Fast forward eight months and The Rockland County Times has been mailed a copy of Reinhard Piechocki’s “Unter Blumen Eingesenkte Kanonen”(which translates to: “Guns Dropped Under the Flowers”). This major book about Chopin’s music during the Nazi era contains the subtitle “Chopin’s Music in the Dark Ages,” in which an entire chapter is devoted to Berkwic, who was recognized by Hans Frank, the Nazi’s governor-general of Poland, as the greatest Chopin pianist in Poland.
She was also given the honor to inaugurate the first ever Chopin Museum, which was established by Frank in October 1943 upon the suggestion of the Propaganda minister of Nazi Germany, Joseph Goebbels. Berkwic, whose Jewish origins were hidden from the Nazis, nervously inaugurated this historic museum by playing a Chopin Scherzo on Chopin’s original grand piano before an audience of Nazi officers and Polish citizens.
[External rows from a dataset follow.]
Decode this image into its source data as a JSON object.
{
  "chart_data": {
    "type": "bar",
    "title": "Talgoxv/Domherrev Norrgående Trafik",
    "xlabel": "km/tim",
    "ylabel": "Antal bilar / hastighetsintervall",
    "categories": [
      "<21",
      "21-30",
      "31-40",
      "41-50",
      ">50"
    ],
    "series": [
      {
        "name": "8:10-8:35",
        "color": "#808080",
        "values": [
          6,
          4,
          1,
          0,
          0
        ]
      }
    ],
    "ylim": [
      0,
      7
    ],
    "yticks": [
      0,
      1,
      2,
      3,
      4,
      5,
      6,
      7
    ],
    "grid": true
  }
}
This performance was recorded on film by the Nazis, which was then displayed in all movie theaters in Occupied Poland.
With this type of exposure, Berkwic’s worst fears were realized and she was reported to the Nazis by a jealous Polish pianist as having a Jewish father (whose last name was changed from Berkowitz to Berkwic to escape the wrath of the Nazis). The author, Dr. Reinhard Piechocki, had discovered the website www.ludmillaberkwic.org containing the film of this historic performance.
This very website was the project of this columnist many years ago when he was a personal friend of Berkwic. The website was also recognized by the great filmmaker, Steven Spielberg, who acknowledged my discovery of that long lost film of the inauguration of the Chopin Museum. Spielberg has now included this film in his own film and video archives under the title “Opening of the Chopin Museum.”
Finally, in the year 2017, more than 70 years after the end of World War II, this book written by the German scientist, Dr. Reinhard Piechocki, acclaims and honors the great contributions made by a number of Jewish and other persecuted musicians who magnificently performed Chopin’s music during the Nazi era.
Dr. Piechocki has now requested the assistance of myself along with the Chopin Foundation of the United States and others in helping him establish an English language publication of this book in the US.